Разве что всё про эти вымершие, или выбитые народы может знать мэтр Администратор… А уж он вряд ли поделится с посторонними!
Но вот, уже в конце списка, проработав длинный список религиозных верований, обрядов, зависимости сельхозработ от разных астрономических примет, многочисленных божеств, странных обычаев, и даже Указов и Законов, которых придерживались этруски, и т.д. и т.п., она обнаружила нечто невообразимое: Предание. Миф. Легенду.
Как же назвать-то это?!
«… и настала сушь великая, и длилась она тридцать лет и три года. И выгорели все поля, и высохли все оливы. Пересохли ключи, озёра и реки. Почти весь скот пришлось забить, ибо нечем стало кормить и поить его – даже сгоревшая трава превратилась в прах, рассыпающийся и уносимый прочь порывами злого и колючего обжигающего ветра.

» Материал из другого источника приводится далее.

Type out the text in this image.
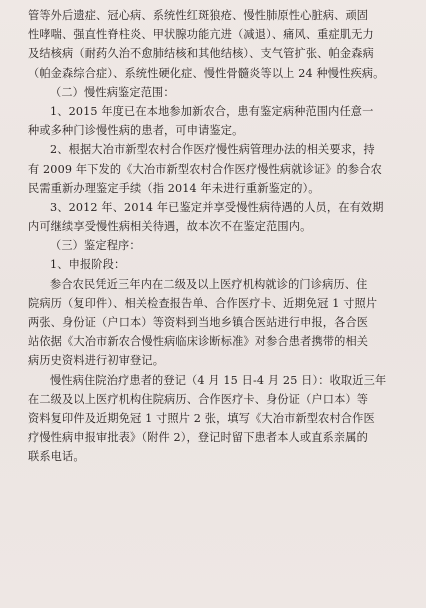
管等外后遗症、冠心病、系统性红斑狼疮、慢性肺原性心脏病、顽固
性哮喘、强直性脊柱炎、甲状腺功能亢进（减退）、痛风、重症肌无力
及结核病（耐药久治不愈肺结核和其他结核）、支气管扩张、帕金森病
（帕金森综合症）、系统性硬化症、慢性骨髓炎等以上 24 种慢性疾病。
（二）慢性病鉴定范围：
1、2015 年度已在本地参加新农合，患有鉴定病种范围内任意一
种或多种门诊慢性病的患者，可申请鉴定。
2、根据大冶市新型农村合作医疗慢性病管理办法的相关要求，持
有 2009 年下发的《大冶市新型农村合作医疗慢性病就诊证》的参合农
民需重新办理鉴定手续（指 2014 年未进行重新鉴定的）。
3、2012 年、2014 年已鉴定并享受慢性病待遇的人员，在有效期
内可继续享受慢性病相关待遇，故本次不在鉴定范围内。
（三）鉴定程序：
1、申报阶段：
参合农民凭近三年内在二级及以上医疗机构就诊的门诊病历、住
院病历（复印件）、相关检查报告单、合作医疗卡、近期免冠 1 寸照片
两张、身份证（户口本）等资料到当地乡镇合医站进行申报，各合医
站依据《大冶市新农合慢性病临床诊断标准》对参合患者携带的相关
病历史资料进行初审登记。
慢性病住院治疗患者的登记（4 月 15 日-4 月 25 日）：收取近三年
在二级及以上医疗机构住院病历、合作医疗卡、身份证（户口本）等
资料复印件及近期免冠 1 寸照片 2 张，填写《大冶市新型农村合作医
疗慢性病申报审批表》（附件 2），登记时留下患者本人或直系亲属的
联系电话。
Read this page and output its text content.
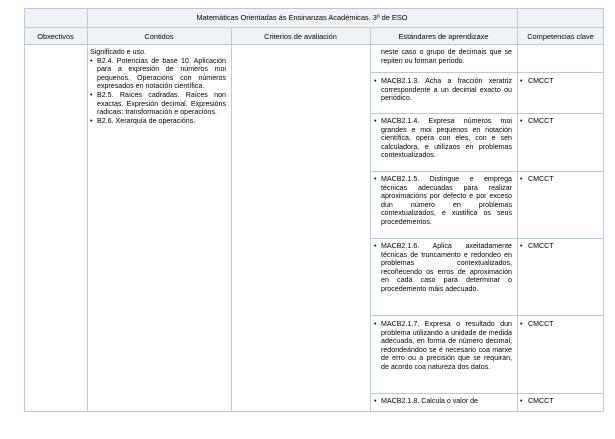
Matemáticas Orientadas ás Ensinanzas Académicas. 3º de ESO
Obxectivos	Contidos	Criterios de avaliación	Estándares de aprendizaxe	Competencias clave

Significado e uso.

• B2.4. Potencias de base 10. Aplicación para a expresión de números moi pequenos. Operacións con números expresados en notación científica.

• B2.5. Raíces cadradas. Raíces non exactas. Expresión decimal. Expresións radicais: transformación e operacións.

• B2.6. Xerarquía de operacións.

neste caso o grupo de decimais que se repiten ou forman período.

• MACB2.1.3. Acha a fracción xeratriz correspondente a un decimal exacto ou periódico.

• CMCCT

• MACB2.1.4. Expresa números moi grandes e moi pequenos en notación científica, opera con eles, con e sen calculadora, e utilízaos en problemas contextualizados.

• CMCCT

• MACB2.1.5. Distingue e emprega técnicas adecuadas para realizar aproximacións por defecto e por exceso dun número en problemas contextualizados, e xustifica os seus procedementos.

• CMCCT

• MACB2.1.6. Aplica axeitadamente técnicas de truncamento e redondeo en problemas contextualizados, recoñecendo os erros de aproximación en cada caso para determinar o procedemento máis adecuado.

• CMCCT

• MACB2.1.7. Expresa o resultado dun problema utilizando a unidade de medida adecuada, en forma de número decimal, redondeándoo se é necesario coa marxe de erro ou a precisión que se requiran, de acordo coa natureza dos datos.

• CMCCT

• MACB2.1.8. Calcula o valor de

•	CMCCT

И воду для питья добывали в грязных оплывающих и иссыхающих ямах. И глоток густого вонючего, но жидкого ила, или грязи, почитался за счастье… Тогда воззвали жрецы эутуросов к богу Мантре: «О, благостный и всепрощающий! Воззри же на страдания верных рабов твоих! Ибо оскудела земля наша. И нечем нам кормить и поить жён и детей наших! Неужто оставишь нас милостию своею?!»

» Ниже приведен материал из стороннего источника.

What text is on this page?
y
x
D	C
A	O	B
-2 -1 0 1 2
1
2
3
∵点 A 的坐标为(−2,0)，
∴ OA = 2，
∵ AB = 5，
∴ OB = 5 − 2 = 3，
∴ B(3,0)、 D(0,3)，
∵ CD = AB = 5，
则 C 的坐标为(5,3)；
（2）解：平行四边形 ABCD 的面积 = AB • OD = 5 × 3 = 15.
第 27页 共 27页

И плач великий стоял на земле Эутуросской подряд пять дней и ночей – все возносили моления к всемилостивейшему, отбивая поклоны и посыпая голову прахом земным, и горели огни на жертвенных алтарях горы Герсифайской!

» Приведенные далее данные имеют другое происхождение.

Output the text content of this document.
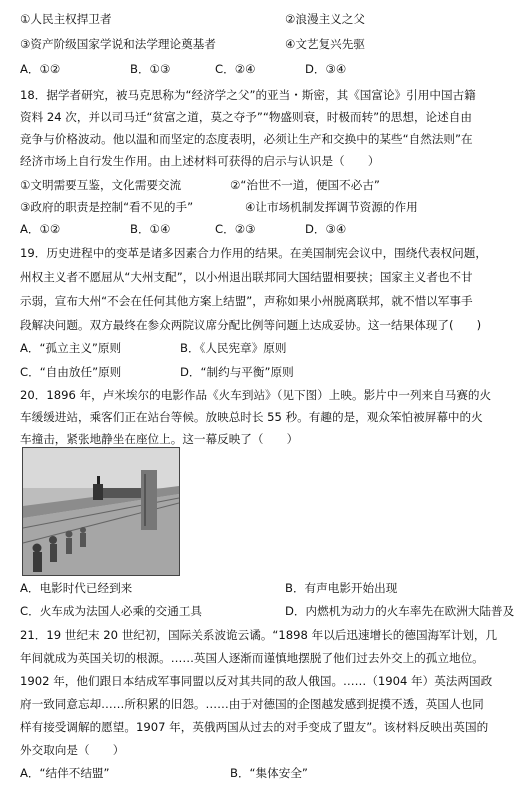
①人民主权捍卫者	②浪漫主义之父
③资产阶级国家学说和法学理论奠基者	④文艺复兴先驱
A．①②	B．①③	C．②④	D．③④
18．据学者研究，被马克思称为“经济学之父”的亚当・斯密，其《国富论》引用中国古籍
资料 24 次，并以司马迁“贫富之道，莫之夺予”“物盛则衰，时极而转”的思想，论述自由
竞争与价格波动。他以温和而坚定的态度表明，必须让生产和交换中的某些“自然法则”在
经济市场上自行发生作用。由上述材料可获得的启示与认识是（　　）
①文明需要互鉴，文化需要交流	②“治世不一道，便国不必古”
③政府的职责是控制“看不见的手”	④让市场机制发挥调节资源的作用
A．①②	B．①④	C．②③	D．③④
19．历史进程中的变革是诸多因素合力作用的结果。在美国制宪会议中，围绕代表权问题，
州权主义者不愿屈从“大州支配”，以小州退出联邦同大国结盟相要挟；国家主义者也不甘
示弱，宣布大州“不会在任何其他方案上结盟”，声称如果小州脱离联邦，就不惜以军事手
段解决问题。双方最终在参众两院议席分配比例等问题上达成妥协。这一结果体现了(　　)
A．“孤立主义”原则	B．《人民宪章》原则
C．“自由放任”原则	D．“制约与平衡”原则
20．1896 年，卢米埃尔的电影作品《火车到站》（见下图）上映。影片中一列来自马赛的火
车缓缓进站，乘客们正在站台等候。放映总时长 55 秒。有趣的是，观众笨怕被屏幕中的火
车撞击，紧张地静坐在座位上。这一幕反映了（　　）
A．电影时代已经到来	B．有声电影开始出现
C．火车成为法国人必乘的交通工具	D．内燃机为动力的火车率先在欧洲大陆普及
21．19 世纪末 20 世纪初，国际关系波诡云谲。“1898 年以后迅速增长的德国海军计划，几
年间就成为英国关切的根源。……英国人逐渐而谨慎地摆脱了他们过去外交上的孤立地位。
1902 年，他们跟日本结成军事同盟以反对其共同的敌人俄国。……（1904 年）英法两国政
府一致同意忘却……所积累的旧怨。……由于对德国的企图越发感到捉摸不透，英国人也同
样有接受调解的愿望。1907 年，英俄两国从过去的对手变成了盟友”。该材料反映出英国的
外交取向是（　　）
A．“结伴不结盟”	B．“集体安全”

И снизошёл Мантра благостный и всепрощающий к стенаниям народа своего!
Возник тогда образ пылающего ока в небе, и разнёсся оттуда глас по всей земле, так, что и в отдалённых концах её услыхали:
– О народ мой, услышал я плач твой! Тяжка ныне доля эутуросов! Ужели отрину мольбы плачущих и презрю слёзы младенцев невинных! Внемлите же!
Через два дня отверзнутся Врата мои. И будет вам спасение: готовьтесь к великому Исходу в земли далёкие, земли цветущие. Щедро родит там земля плодов в ответ на труды ваши, и реки там текут молоком и мёдом! И нет там болезней страшных, и врагов лютых. Соберите же то, что унести можете в руцех ваших, и скот мелкий оставшийся: только час будут отверзнуты Врата. И кто не успеет пройти, останется навсегда в земле этой проклятой, и не увидит никогда больше родных и близких своих из племени своего. (…)
И собрались все пред местом, где должны были явиться Врата, и ждали часа назначенного. И явились Врата – в ослепительном сиянии славы Мантры явились они. И больно смотреть было на них. (…) И все побежали, как были выстроены в колонны по родам их и семьям их, говоря друг другу: неужели хотим навсегда остаться здесь, когда обещано нам всех благ земных и мёда с молоком в пропитание!
И прошли все восемьдесят восемь родов их, и в каждом по шестнадцать семей их, и не осталось никого там, откуда бежали, ибо велико было отчаяние их и велико желание вступить в земли обетованные, земли предначертанные…»
Ух ты! Великий исход через… Врата!
Сэра покачала головой: слишком уж похоже на фильм «Звёздные Врата»… Неужели?.. Кто-то прочёл… Или как-то узнал про этот свиток там, дома?! И где тогда этот свиток? И куда же эти эутуросы?..
«… невероятное! Тела словно стали вдвое против прежнего легче! И дышать стало так трудно, словно новая земля та была высоко в горах, где всегда трудно дышится. Зато реки и правда, текли везде, по равнинам и горам, и пашня обильно родила! Созрела жатва их всего через два месяца, как бросили в землю первые семена, взрыхлив мотыгами, или с тяглом людским орал своих, ибо не мог ослабший скот пахать, а лишь еле шевелился в своих загонах, пока не взошла трава новая, и не смогли накормить животных…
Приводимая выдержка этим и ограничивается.